Osmanlı döneminin ilk Türk Müze yöneticisidir.
Müzecilik alanında dönemin büyük bir zaafını fark ederek 1884'te o güne kadar hiç gündeme
gelmemiş olan ve çokça kayıp verilmiş olunan antik eserlerin yurt dışına çıkarılmasının yasaklanmasını
sağlayan Asr-ı Atîka Nizamnamesini çıkarttırıp yürürlüğe sokmuştur. Bu yasa 1973 yılına kadar
eserlerin korunması hakkında çıkarılan ilk yasadır.
İlk Türk arkeologdur.
Birçok önemli kazıya önderlik etmesine rağmen onu tarih sahnesinde arkeolog kimliği ile ön plana
çıkaran kazı Sayda'da (Lübnan) ortaya çıkarılan ve dünya başyapıtları arasında yer alan İskender
Lahdi'dir. İskender lahdide dahil, kazılarda bulunan birçok tarihi eser, bugün, kurucusu olduğu
İstanbul Arkeoloji Müzesinde sergilenmektedir.
İlk Türk ressamlardan birisidir. Türk resminde ilk figürlü kompozisyonu kullanan ve resimde bu
anlamda bir akımı başlatan kişidir.
Türkiye'ye kazandırdığı pek çok yeniliğin yanında; yapmış olduğu sanat eserlerinin en ünlülerinden
biri ''Kaplumbağa Terbiyecisi'' tablosudur.
Bugün birçok yerde gördüğümüz fakat öyküsünü bilmediğimiz bir tablodur bu tablo.
O'nun düşüncesine göre eğer sanat dediğimiz şey (özellikle de resim sanatı) doğayı ve yaşamı bir
tasvir etme geleneği olduğu düşünülürse tasviri yapılan bu doğanın ve yaşamın ayrılmaz ve en önemli
parçası olan insanın (dolayısıyla figürün) resim sanatı içerisinde hak ettiği yere konulması
gerekiyordu. Bu yüzden birçok eserinde olduğu gibi kaplumbağa terbiyecisi adlı tablosunda kendisini
derviş olarak resmetmiştir.
Osman Hamdi Bey'i değerli kılan, yaşadığı dönem itibari ile yeniliğe ve gelişime olan tutkusudur.

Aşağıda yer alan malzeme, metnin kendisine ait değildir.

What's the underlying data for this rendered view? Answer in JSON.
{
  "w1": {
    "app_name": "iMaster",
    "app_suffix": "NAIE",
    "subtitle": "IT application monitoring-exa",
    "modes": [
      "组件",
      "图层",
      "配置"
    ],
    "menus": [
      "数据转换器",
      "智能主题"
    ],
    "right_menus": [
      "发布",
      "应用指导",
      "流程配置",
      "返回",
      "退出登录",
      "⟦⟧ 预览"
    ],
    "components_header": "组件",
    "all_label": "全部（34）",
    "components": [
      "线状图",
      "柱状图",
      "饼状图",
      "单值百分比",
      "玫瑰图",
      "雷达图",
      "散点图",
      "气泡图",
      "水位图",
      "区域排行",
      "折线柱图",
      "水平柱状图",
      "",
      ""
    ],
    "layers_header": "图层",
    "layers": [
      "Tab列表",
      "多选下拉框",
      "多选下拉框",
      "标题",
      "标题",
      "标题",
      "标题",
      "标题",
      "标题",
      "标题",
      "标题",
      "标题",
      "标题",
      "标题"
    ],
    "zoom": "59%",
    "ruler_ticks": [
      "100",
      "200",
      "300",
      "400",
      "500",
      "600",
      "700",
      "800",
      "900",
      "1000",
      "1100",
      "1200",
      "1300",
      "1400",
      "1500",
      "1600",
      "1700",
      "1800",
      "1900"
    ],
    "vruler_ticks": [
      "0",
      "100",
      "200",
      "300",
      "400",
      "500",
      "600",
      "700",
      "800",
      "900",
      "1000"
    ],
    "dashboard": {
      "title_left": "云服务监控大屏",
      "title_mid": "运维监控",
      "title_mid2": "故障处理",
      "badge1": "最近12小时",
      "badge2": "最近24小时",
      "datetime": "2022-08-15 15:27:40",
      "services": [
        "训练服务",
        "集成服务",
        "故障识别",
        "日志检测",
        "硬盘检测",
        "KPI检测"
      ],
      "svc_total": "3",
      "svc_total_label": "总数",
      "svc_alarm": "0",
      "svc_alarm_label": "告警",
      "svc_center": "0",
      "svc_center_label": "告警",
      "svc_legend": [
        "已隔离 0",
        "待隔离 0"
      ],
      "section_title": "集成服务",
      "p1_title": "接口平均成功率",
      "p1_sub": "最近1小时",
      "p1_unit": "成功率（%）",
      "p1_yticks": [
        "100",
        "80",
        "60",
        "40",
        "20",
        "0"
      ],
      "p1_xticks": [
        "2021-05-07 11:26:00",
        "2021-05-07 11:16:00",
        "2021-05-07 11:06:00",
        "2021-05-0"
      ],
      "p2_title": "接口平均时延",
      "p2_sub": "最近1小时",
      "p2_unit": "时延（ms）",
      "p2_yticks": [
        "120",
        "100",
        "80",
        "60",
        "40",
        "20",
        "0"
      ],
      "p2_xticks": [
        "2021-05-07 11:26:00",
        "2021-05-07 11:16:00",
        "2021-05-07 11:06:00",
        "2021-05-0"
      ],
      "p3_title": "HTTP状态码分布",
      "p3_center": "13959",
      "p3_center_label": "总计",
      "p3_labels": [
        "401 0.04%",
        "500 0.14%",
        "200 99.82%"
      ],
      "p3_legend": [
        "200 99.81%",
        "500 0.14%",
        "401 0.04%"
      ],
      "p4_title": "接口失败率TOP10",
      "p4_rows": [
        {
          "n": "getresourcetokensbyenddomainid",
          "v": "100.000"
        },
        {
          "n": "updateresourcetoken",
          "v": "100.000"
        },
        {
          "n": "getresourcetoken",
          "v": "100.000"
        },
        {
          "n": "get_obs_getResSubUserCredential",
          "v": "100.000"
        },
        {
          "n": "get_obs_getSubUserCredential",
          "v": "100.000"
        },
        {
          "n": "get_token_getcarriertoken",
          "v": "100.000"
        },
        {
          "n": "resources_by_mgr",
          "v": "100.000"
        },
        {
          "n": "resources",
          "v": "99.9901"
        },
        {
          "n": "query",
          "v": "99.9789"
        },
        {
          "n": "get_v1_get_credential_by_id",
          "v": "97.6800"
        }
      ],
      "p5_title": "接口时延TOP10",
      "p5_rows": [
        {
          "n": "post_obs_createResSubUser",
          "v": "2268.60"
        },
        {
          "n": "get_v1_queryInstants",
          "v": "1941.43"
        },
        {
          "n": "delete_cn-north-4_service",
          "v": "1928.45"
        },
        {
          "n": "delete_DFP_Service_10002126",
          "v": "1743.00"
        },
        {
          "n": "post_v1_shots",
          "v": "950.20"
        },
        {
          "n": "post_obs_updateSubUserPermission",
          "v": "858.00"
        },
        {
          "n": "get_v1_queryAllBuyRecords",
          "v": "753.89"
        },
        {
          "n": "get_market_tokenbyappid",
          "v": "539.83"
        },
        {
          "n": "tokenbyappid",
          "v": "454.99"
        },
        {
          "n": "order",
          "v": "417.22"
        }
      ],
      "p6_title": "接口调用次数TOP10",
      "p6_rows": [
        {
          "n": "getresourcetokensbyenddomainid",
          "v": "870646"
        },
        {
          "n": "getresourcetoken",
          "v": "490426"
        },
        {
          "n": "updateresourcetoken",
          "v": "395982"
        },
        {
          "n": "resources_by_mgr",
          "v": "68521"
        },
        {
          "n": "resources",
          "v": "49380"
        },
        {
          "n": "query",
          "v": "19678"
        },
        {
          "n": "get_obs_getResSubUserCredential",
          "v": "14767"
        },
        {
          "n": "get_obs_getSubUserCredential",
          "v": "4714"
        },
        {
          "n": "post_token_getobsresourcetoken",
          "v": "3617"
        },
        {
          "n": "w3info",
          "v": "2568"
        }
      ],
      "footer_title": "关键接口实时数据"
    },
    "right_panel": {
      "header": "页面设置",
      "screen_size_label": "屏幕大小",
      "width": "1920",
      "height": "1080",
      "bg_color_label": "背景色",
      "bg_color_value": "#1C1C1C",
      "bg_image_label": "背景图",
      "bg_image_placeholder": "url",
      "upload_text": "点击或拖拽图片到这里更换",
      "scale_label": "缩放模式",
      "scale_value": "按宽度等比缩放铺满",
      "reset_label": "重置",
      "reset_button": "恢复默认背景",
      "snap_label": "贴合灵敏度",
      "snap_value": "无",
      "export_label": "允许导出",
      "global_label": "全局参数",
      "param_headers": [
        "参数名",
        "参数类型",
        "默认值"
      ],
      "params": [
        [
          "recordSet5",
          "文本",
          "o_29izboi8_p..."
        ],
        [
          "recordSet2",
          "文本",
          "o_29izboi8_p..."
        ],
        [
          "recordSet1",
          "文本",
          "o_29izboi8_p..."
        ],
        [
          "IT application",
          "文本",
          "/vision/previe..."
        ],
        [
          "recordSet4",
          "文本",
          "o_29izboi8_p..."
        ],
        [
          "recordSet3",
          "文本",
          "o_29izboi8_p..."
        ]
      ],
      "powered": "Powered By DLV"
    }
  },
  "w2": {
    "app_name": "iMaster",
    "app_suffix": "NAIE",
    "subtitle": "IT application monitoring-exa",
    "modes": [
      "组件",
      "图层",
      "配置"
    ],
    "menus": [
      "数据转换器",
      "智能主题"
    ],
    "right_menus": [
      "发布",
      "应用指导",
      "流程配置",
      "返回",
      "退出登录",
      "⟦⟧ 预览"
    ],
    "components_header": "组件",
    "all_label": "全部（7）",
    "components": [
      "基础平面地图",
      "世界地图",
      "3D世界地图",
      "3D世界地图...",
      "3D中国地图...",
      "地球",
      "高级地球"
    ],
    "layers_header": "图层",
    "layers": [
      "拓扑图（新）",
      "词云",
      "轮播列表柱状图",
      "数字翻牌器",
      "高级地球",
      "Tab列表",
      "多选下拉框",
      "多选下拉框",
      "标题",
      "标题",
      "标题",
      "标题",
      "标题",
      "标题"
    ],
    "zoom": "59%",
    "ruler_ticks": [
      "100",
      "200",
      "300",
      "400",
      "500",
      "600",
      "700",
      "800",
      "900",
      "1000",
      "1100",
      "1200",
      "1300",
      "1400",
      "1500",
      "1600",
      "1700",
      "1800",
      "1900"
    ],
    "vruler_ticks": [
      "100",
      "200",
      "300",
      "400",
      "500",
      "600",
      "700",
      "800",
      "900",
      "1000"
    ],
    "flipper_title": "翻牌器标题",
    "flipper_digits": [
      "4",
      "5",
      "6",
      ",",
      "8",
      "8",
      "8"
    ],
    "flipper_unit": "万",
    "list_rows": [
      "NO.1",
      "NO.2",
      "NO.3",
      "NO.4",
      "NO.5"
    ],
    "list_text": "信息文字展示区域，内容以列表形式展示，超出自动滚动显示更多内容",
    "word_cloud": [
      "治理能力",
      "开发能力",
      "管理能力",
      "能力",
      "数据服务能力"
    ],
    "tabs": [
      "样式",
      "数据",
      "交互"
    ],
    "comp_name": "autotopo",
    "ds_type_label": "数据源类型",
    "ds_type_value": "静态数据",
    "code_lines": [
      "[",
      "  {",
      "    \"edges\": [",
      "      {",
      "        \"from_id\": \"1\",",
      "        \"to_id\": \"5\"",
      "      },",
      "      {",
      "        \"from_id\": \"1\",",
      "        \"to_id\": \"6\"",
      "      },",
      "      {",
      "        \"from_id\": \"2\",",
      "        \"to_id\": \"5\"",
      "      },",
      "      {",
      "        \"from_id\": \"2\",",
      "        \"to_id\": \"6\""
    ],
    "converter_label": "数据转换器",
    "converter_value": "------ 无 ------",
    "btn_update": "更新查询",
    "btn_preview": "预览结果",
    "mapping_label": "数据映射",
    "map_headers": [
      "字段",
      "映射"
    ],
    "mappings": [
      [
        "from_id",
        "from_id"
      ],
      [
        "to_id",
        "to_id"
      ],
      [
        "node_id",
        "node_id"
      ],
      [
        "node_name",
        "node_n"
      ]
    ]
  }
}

Sadece askeri okulların bulunduğu bir dönemde resim sanatın geliştirebilecek herhangi bir kültürün
ya da oluşumun var olmadığını tespit edip bu boşluğu doldurmak için harekete geçmek örnek teşkil
edebilecek bir durumdur. Şüphesiz ki onun Arkeolog ve müzeci kimliği ile de kendi kültürel mirasına
ne denli önem verdiğini ve o mirası sonraki kuşaklara aktarma düşüncesi içerisinde olduğunu
görebiliriz.
Aydın olmanın, vatanını sevmenin, değerlerine sahip çıkmanın, üretmenin, yaratmanın yeri ve zamanı
yok.
Kendi döneminde birçok yeniliğe imza atan Osmanlı aydını Osman Hamdi Bey'i saygıyla anıyoruz.